Nuclear Precarity and the Russia Crisis

6 October 2022, 0205 EDT

Everybody’s talking about nuclear war with Russia right now and it bugs me, not least because I’ve seen this nuclear frenzy before. Now, I think people have good reason to be worried about Russian nuclear use, as I wrote some five months ago. 

But what gets me about “the discourse” is that a tremendous amount of it is ahistorical. On the one hand, the conversation is weighted down with the opinions of people with large social media followings but no—zero—knowledge about nuclear weapons or coercion theory. On the other hand, a good percentage of people who actually do know something about coercion have lost their damn minds, and either believe that Putin’s too chickenshit craven to use a nuke or that if he does, we gotta nuke him back. The latter group’s counsel, therefore, is to basically ignore nuclear risk.

The prevailing vibe is thus that there’s never been a serious nuclear crisis a) ever, b) since the Cold War, c) since Twitter. Not only is all that entirely wrong; it’s also stunningly ignorant about how perilous things were during the North Korean nuclear crisis in 2017-2018.

So last year I gave a keynote lecture at Ritsumeikan University in Kyoto, Japan about a concept I called “nuclear precarity.” I used it to make sense of nuclear risks in Northeast Asia. 

What is nuclear precarity? Well, the slide below pretty much sums it up. 

The thing I wanted to get at is that there are risks that we’re very good at associating with strategic stability, but there are also deeply context-contingent risks of nuclear use that have to do with signaling and the fog of crisis. 

When you have high structural risk and high situational risk, you have nuclear precarity—an unusually heightened level of danger where things could go sideways for any number of reasons. Distinguishing risks as situational or structural parallels the distinction in deterrence theory between general and immediate deterrence.  It also follows the insight that all nuclear crises are not equally combustible. 

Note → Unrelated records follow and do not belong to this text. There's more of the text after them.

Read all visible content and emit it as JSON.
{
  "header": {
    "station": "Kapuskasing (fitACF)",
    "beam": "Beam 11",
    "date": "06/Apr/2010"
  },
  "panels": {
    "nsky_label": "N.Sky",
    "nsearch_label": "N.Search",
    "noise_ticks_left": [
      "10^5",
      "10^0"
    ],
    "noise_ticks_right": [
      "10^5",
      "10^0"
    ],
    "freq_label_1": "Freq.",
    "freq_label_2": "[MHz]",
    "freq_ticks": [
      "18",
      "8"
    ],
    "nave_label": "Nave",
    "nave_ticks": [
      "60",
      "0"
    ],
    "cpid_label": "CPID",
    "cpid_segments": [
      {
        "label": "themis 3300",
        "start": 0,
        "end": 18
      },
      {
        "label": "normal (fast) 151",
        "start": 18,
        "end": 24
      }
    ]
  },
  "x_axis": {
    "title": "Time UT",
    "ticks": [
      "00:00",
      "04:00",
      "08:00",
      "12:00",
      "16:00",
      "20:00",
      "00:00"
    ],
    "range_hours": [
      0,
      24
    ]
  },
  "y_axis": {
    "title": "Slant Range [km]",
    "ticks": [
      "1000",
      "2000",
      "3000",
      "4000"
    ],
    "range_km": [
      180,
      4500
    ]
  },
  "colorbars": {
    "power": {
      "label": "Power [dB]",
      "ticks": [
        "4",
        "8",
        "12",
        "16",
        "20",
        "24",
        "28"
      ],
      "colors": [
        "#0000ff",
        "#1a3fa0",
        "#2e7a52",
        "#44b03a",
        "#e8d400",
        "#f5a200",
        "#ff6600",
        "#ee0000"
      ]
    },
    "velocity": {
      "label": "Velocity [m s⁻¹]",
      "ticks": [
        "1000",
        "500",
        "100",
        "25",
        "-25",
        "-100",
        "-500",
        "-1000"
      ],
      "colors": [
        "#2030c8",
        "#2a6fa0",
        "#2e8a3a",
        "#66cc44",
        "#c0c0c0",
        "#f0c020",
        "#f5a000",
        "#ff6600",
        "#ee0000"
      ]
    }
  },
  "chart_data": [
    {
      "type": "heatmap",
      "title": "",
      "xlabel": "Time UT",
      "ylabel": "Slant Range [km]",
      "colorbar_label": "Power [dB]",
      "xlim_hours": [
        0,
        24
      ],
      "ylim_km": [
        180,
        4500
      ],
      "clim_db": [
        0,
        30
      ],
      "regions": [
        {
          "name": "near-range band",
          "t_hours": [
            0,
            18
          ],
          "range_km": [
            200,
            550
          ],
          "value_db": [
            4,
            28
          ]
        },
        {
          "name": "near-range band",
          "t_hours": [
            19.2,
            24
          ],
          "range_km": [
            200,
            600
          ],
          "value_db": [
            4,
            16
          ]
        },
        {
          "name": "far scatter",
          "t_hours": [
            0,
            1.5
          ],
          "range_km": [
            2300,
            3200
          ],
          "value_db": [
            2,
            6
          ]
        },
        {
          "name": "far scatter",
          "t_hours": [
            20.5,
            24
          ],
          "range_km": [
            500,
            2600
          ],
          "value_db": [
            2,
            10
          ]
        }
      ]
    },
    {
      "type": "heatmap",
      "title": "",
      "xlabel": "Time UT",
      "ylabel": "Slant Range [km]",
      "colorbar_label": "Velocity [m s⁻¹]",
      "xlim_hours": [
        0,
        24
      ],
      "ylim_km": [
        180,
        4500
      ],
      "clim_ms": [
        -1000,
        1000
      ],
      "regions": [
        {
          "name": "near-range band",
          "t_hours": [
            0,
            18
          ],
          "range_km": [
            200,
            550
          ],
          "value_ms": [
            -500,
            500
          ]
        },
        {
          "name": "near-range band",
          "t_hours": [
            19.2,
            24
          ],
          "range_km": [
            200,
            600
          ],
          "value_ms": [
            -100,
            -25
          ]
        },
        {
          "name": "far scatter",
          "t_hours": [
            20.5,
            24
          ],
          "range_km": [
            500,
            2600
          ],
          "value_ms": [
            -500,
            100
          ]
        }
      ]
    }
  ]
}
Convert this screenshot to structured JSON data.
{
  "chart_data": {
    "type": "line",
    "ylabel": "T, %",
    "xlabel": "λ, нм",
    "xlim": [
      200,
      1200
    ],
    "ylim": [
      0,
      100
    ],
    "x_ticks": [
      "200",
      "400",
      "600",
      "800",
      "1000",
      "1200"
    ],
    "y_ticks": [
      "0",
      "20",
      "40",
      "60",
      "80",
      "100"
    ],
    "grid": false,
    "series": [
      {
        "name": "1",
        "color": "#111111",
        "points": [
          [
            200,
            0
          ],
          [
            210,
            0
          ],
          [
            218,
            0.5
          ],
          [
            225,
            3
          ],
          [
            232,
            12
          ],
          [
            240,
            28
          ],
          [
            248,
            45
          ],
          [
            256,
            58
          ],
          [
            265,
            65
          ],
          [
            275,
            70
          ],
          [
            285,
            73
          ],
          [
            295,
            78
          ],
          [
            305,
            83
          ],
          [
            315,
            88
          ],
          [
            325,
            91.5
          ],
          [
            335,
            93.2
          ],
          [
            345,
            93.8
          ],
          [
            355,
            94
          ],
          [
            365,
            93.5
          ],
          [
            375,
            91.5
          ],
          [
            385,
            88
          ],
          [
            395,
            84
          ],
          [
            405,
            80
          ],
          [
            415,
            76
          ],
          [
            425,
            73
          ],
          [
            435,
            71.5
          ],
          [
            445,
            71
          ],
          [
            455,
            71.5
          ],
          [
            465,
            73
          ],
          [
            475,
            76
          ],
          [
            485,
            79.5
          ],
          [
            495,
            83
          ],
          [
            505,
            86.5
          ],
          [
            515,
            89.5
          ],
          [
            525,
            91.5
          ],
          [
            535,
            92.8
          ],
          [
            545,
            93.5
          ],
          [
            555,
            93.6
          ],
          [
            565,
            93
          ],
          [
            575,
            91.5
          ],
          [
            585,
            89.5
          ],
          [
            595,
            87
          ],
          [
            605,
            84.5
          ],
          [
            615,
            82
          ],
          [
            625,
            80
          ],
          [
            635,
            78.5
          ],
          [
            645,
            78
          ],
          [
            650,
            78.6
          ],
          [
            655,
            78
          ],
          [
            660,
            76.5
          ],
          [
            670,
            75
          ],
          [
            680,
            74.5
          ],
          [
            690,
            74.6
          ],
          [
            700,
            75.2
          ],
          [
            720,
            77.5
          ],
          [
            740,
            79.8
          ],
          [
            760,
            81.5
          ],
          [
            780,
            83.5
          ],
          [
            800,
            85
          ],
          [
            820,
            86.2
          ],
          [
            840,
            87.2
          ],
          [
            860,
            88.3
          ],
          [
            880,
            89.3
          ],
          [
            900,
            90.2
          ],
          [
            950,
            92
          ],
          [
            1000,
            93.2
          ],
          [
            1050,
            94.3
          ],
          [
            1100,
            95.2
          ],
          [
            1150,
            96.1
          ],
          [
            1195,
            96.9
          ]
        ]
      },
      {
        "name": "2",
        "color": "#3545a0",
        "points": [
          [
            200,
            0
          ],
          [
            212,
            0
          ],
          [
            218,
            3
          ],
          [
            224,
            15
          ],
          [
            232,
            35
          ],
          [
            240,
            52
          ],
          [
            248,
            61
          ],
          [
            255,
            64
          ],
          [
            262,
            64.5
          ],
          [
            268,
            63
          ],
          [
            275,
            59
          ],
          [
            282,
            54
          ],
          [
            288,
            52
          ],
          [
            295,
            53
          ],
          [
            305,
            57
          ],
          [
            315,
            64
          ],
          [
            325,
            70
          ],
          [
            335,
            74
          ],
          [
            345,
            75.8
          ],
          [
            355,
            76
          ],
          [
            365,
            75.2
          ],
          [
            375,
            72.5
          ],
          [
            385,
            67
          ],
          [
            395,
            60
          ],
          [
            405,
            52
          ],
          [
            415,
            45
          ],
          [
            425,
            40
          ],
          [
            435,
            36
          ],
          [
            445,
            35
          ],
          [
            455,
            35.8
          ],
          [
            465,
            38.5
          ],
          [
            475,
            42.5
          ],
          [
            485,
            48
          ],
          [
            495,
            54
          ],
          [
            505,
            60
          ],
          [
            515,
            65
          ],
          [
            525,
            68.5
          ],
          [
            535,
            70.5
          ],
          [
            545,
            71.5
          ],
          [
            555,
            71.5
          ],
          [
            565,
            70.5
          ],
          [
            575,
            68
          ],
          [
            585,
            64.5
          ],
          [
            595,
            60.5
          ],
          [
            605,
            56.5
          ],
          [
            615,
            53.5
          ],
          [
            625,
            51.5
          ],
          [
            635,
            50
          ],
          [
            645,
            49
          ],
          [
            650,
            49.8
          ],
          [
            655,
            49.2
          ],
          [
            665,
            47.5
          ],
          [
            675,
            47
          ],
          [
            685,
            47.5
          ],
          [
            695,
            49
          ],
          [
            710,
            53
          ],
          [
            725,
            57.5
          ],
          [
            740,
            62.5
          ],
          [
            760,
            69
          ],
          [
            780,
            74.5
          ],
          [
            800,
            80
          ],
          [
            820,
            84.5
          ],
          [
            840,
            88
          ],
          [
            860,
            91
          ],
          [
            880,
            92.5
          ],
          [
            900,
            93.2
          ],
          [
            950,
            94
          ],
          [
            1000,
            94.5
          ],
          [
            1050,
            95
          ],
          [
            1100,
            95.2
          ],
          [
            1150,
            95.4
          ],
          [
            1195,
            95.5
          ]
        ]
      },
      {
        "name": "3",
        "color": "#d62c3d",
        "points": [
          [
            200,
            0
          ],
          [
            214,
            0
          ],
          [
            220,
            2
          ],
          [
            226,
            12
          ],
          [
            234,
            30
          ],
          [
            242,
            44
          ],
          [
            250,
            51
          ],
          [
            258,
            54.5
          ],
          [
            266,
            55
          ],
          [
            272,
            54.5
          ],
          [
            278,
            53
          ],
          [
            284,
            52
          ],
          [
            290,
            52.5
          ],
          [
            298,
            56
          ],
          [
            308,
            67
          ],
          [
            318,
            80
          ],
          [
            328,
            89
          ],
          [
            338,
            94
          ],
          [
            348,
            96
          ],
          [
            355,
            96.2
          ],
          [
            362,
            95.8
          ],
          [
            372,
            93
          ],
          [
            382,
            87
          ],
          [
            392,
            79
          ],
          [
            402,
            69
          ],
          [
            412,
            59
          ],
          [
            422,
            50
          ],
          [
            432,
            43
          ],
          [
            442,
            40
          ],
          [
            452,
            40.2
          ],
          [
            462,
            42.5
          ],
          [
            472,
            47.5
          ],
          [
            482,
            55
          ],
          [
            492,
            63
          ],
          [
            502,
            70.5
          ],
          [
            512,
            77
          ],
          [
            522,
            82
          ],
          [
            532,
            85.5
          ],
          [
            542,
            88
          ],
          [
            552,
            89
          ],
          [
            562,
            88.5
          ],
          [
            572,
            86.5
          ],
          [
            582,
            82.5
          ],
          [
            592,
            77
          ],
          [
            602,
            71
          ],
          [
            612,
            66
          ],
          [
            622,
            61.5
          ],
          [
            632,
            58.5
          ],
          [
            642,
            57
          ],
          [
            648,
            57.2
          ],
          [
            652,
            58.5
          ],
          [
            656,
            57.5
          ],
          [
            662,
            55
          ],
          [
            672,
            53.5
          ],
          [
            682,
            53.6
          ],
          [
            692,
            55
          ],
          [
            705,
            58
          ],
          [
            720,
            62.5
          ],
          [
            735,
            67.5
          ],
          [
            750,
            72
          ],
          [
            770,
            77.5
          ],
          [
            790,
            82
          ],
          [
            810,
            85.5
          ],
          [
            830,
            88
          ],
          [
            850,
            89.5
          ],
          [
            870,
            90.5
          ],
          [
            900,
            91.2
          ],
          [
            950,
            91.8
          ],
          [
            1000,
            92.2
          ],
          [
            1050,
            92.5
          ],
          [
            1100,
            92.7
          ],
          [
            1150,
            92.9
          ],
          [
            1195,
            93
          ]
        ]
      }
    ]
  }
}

The concept of nuclear precarity helps me make sense of why I’m worried about Russian nuclear use, but in a cautious rather than five-alarm kind of way. Where would I put Russia-Ukraine on the grid below? Where would you?

It’s debatable, but I think we’re in a context with Russia of extremely high situational risk and low-to-moderate structural risk. We don’t have the “fire and fury” rhetoric of 2017, but we do have an active shooting war and a nuclear power that’s losing said war—neither of which was the case in 2017. We also have way too many nuclear patriots in the West who have either memory-holed every past nuclear crisis, or who have learned only the wrong lessons from the Cold War.

So yeah, I’m worried, even though in a strategic stability sense the Russia-US nuclear dyad is supposed to be relatively stable.